ユカラは後ろに回り込み、鏡の中を覗いて。
「似合ってるよ」
「そ、そうかな…」
「うん。それ、買ってもらいなよ」
「お母さん…」
「望が気に入ったなら、買ってやるよ」
「うん…!」
望は首飾りを外して、嬉々として会計へ向かう。
それを見て、なぜか桐華がこちらに近付いてくる。
「紅葉。ぼくもあれが欲しい」
「あれって何だ」
「あの竹の水筒」
「自分で買えばいいだろ」
「お小遣いがもうないんだよ。ね、お願い!」
「遙に言え」
「絶対無理!買ってくれないもん!」
「オレなら買ってもらえると思ったのか?」
「うん」
「はぁ…。どれだよ。とりあえず持ってこい」
「うん!」
桐華はすぐさま棚に向かい、水筒を取ってくる。
なんの変哲もない、ただの水筒だった。
「なんでこれが欲しいんだ」
「今持ってるのって、大きいやつばっかりなんだ。

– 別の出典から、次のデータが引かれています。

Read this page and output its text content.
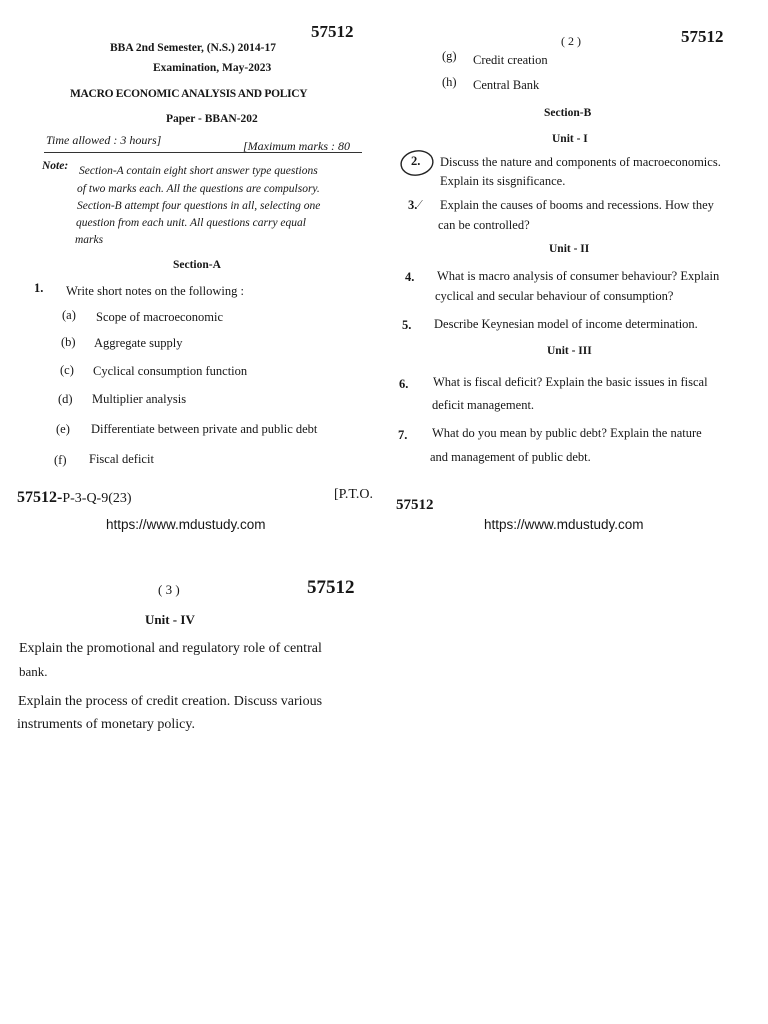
57512
BBA 2nd Semester, (N.S.) 2014-17
Examination, May-2023
MACRO ECONOMIC ANALYSIS AND POLICY
Paper - BBAN-202
Time allowed : 3 hours]	[Maximum marks : 80
Note: Section-A contain eight short answer type questions
of two marks each. All the questions are compulsory.
Section-B attempt four questions in all, selecting one
question from each unit. All questions carry equal
marks
Section-A
1. Write short notes on the following :
(a) Scope of macroeconomic
(b) Aggregate supply
(c) Cyclical consumption function
(d) Multiplier analysis
(e) Differentiate between private and public debt
(f) Fiscal deficit
57512-P-3-Q-9(23)	[P.T.O.
https://www.mdustudy.com
( 2 )	57512
(g) Credit creation
(h) Central Bank
Section-B
Unit - I
2. Discuss the nature and components of macroeconomics.
Explain its sisgnificance.
3. ⁄ Explain the causes of booms and recessions. How they
can be controlled?
Unit - II
4. What is macro analysis of consumer behaviour? Explain
cyclical and secular behaviour of consumption?
5. Describe Keynesian model of income determination.
Unit - III
6. What is fiscal deficit? Explain the basic issues in fiscal
deficit management.
7. What do you mean by public debt? Explain the nature
and management of public debt.
57512
https://www.mdustudy.com
( 3 )	57512
Unit - IV
Explain the promotional and regulatory role of central
bank.
Explain the process of credit creation. Discuss various
instruments of monetary policy.
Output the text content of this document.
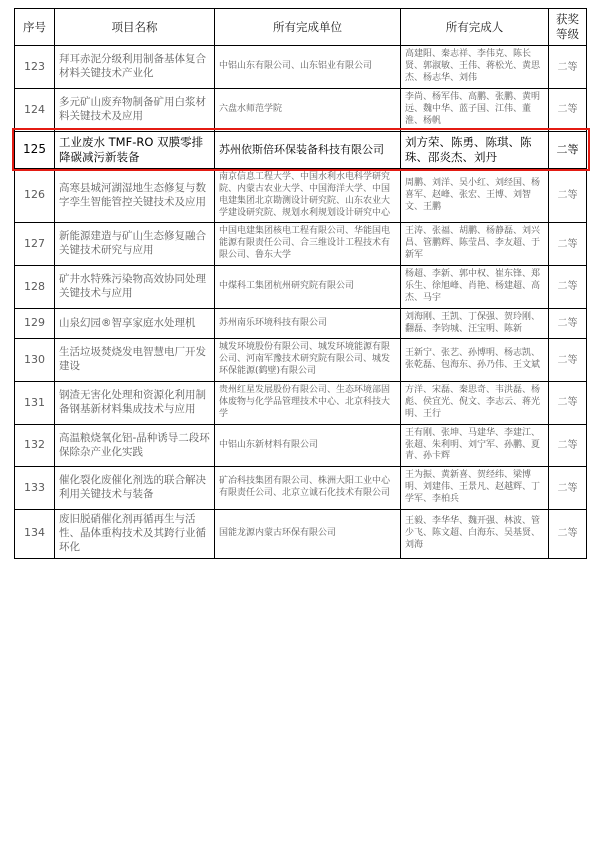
序号	项目名称	所有完成单位	所有完成人	获奖
等级

123	拜耳赤泥分级利用制备基体复合材料关键技术产业化	中铝山东有限公司、山东铝业有限公司	高建阳、秦志祥、李伟克、陈长贤、郭淑敏、王伟、蒋松光、黄思杰、杨志华、刘伟	二等
124	多元矿山废弃物制备矿用白浆材料关键技术及应用	六盘水师范学院	李尚、杨军伟、高鹏、张鹏、黄明远、魏中华、蓝子国、江伟、董淮、杨帆	二等
125	工业废水 TMF-RO 双膜零排降碳减污新装备	苏州依斯倍环保装备科技有限公司	刘方荣、陈勇、陈琪、陈珠、邵炎杰、刘丹	二等
126	高寒县城河湖湿地生态修复与数字孪生智能管控关键技术及应用	南京信息工程大学、中国水利水电科学研究院、内蒙古农业大学、中国海洋大学、中国电建集团北京勘测设计研究院、山东农业大学建设研究院、规划水利规划设计研究中心	周鹏、刘洋、吴小红、刘经国、杨喜军、赵峰、张宏、王博、刘智文、王鹏	二等
127	新能源建造与矿山生态修复融合关键技术研究与应用	中国电建集团核电工程有限公司、华能国电能源有限责任公司、合三维设计工程技术有限公司、鲁东大学	王涛、张福、胡鹏、杨静磊、刘兴昌、管鹏辉、陈莹昌、李友超、于新军	二等
128	矿井水特殊污染物高效协同处理关键技术与应用	中煤科工集团杭州研究院有限公司	杨超、李新、郭中权、崔东锋、郑乐生、徐旭峰、肖艳、杨建超、高杰、马宇	二等
129	山泉幻园®智享家庭水处理机	苏州南乐环境科技有限公司	刘海刚、王凯、丁保强、贺玲刚、翻磊、李钧城、汪宝明、陈新	二等
130	生活垃圾焚烧发电智慧电厂开发建设	城发环境股份有限公司、城发环境能源有限公司、河南军豫技术研究院有限公司、城发环保能源(鹤壁)有限公司	王新宁、张艺、孙博明、杨志凯、张乾磊、包海东、孙乃伟、王文斌	二等
131	钢渣无害化处理和资源化利用制备钢基新材料集成技术与应用	贵州红星发展股份有限公司、生态环境部固体废物与化学品管理技术中心、北京科技大学	方洋、宋磊、秦思奇、韦洪磊、杨彪、侯宜光、倪文、李志云、蒋光明、王行	二等
132	高温粮烧氧化铝-晶种诱导二段环保除杂产业化实践	中铝山东新材料有限公司	王有刚、张坤、马建华、李建江、张超、朱利明、刘宁军、孙鹏、夏青、孙卡辉	二等
133	催化裂化废催化剂选的联合解决利用关键技术与装备	矿冶科技集团有限公司、株洲大阳工业中心有限责任公司、北京立诚石化技术有限公司	王为振、黄新喜、贺经纬、梁博明、刘建伟、王景凡、赵越辉、丁学军、李柏兵	二等
134	废旧脱硝催化剂再循再生与活性、晶体重构技术及其跨行业循环化	国能龙源内蒙古环保有限公司	王毅、李华华、魏开强、林波、管少飞、陈文超、白海东、吴基贤、刘海	二等
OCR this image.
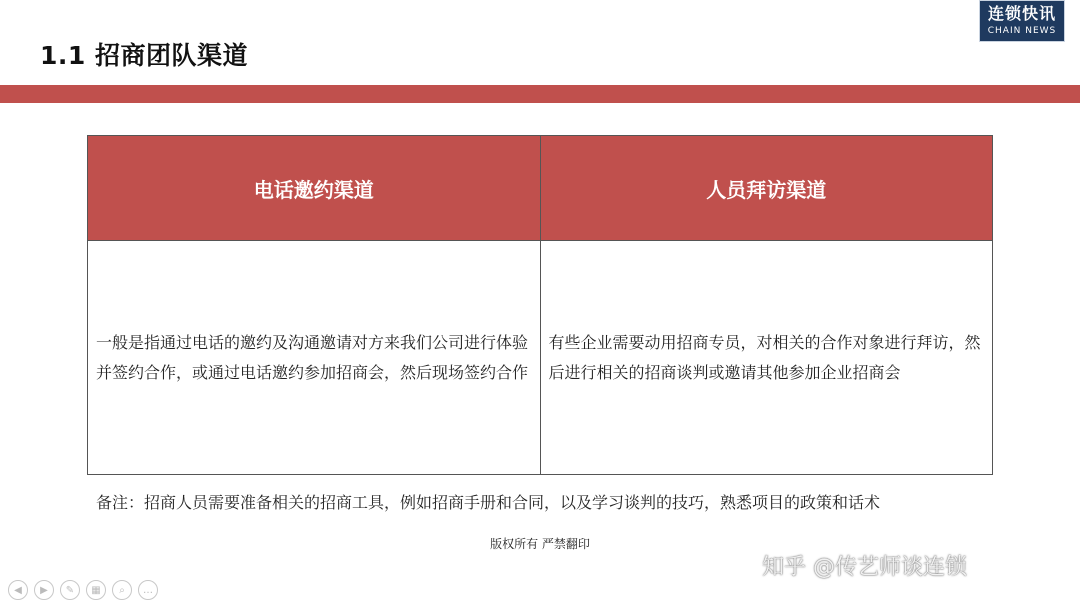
1.1 招商团队渠道
连锁快讯
CHAIN NEWS
电话邀约渠道	人员拜访渠道
一般是指通过电话的邀约及沟通邀请对方来我们公司进行体验并签约合作，或通过电话邀约参加招商会，然后现场签约合作	有些企业需要动用招商专员，对相关的合作对象进行拜访，然后进行相关的招商谈判或邀请其他参加企业招商会
备注：招商人员需要准备相关的招商工具，例如招商手册和合同，以及学习谈判的技巧，熟悉项目的政策和话术
版权所有 严禁翻印
知乎 @传艺师谈连锁
◀	▶	✎	▦	⌕	…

まあ、それはそれでいいんだけど、お茶を入れたら結構重たいんだよね」
「でも、軽かったとしても、これはあまり入らないぞ」
「うん。でも、散歩に出るときくらいには便利でしょ?」
「いや、知らないけど」
「便利なの!」
「はいはい…。分かった分かった…」
「じゃあ…」
「望のと一緒に出してこい。お金はこれで足りるだろ。釣銭は返せよ」
「やった!」
桐華はお金を握りしめて会計まで走る。
まったく、なんで桐華の水筒まで買わないといけないんだ…。
「あたしも何か買ってもらおうかな~」
「欲しいものがあるならな」
「んー。ない、かな」
「そうか」
「…姉ちゃんって、やっぱり優しいよね」
「そうか?」
「うん。大切なお金を、何の迷いもなく誰かに使ってあげられるもん」
「幸か不幸か、オレは給料は貰っても使う機会がなかった。そう簡単には使い切れないくらいの量はある。そうでなかったとしても、オレにはお金より大切だと思うものがあるんだ」
「はい、紅葉。お釣り」
「ありがと、お母さん!」
「ありがと」
「どういたしまして」
「…大切なもの、か」
「ああ」
「ん?なんの話?」
「こっちの話だ」
「ふぅん?」
大切なもの。
お金でその一部だけでも手に入れられるなら、どんな買い物でも安いものだ。
もちろん、お金では手に入らないものもある。
「えへへ」
「よく似合ってるな」
「うん!あ、そうだ。サンたちにも買ってあげてもいい?」
「ああ。呼んでこい」
「うん!」
お金で買えないものは、自分から掴み取る。
そうしないと手に入らないから。
だから、精一杯、手を伸ばすんだ。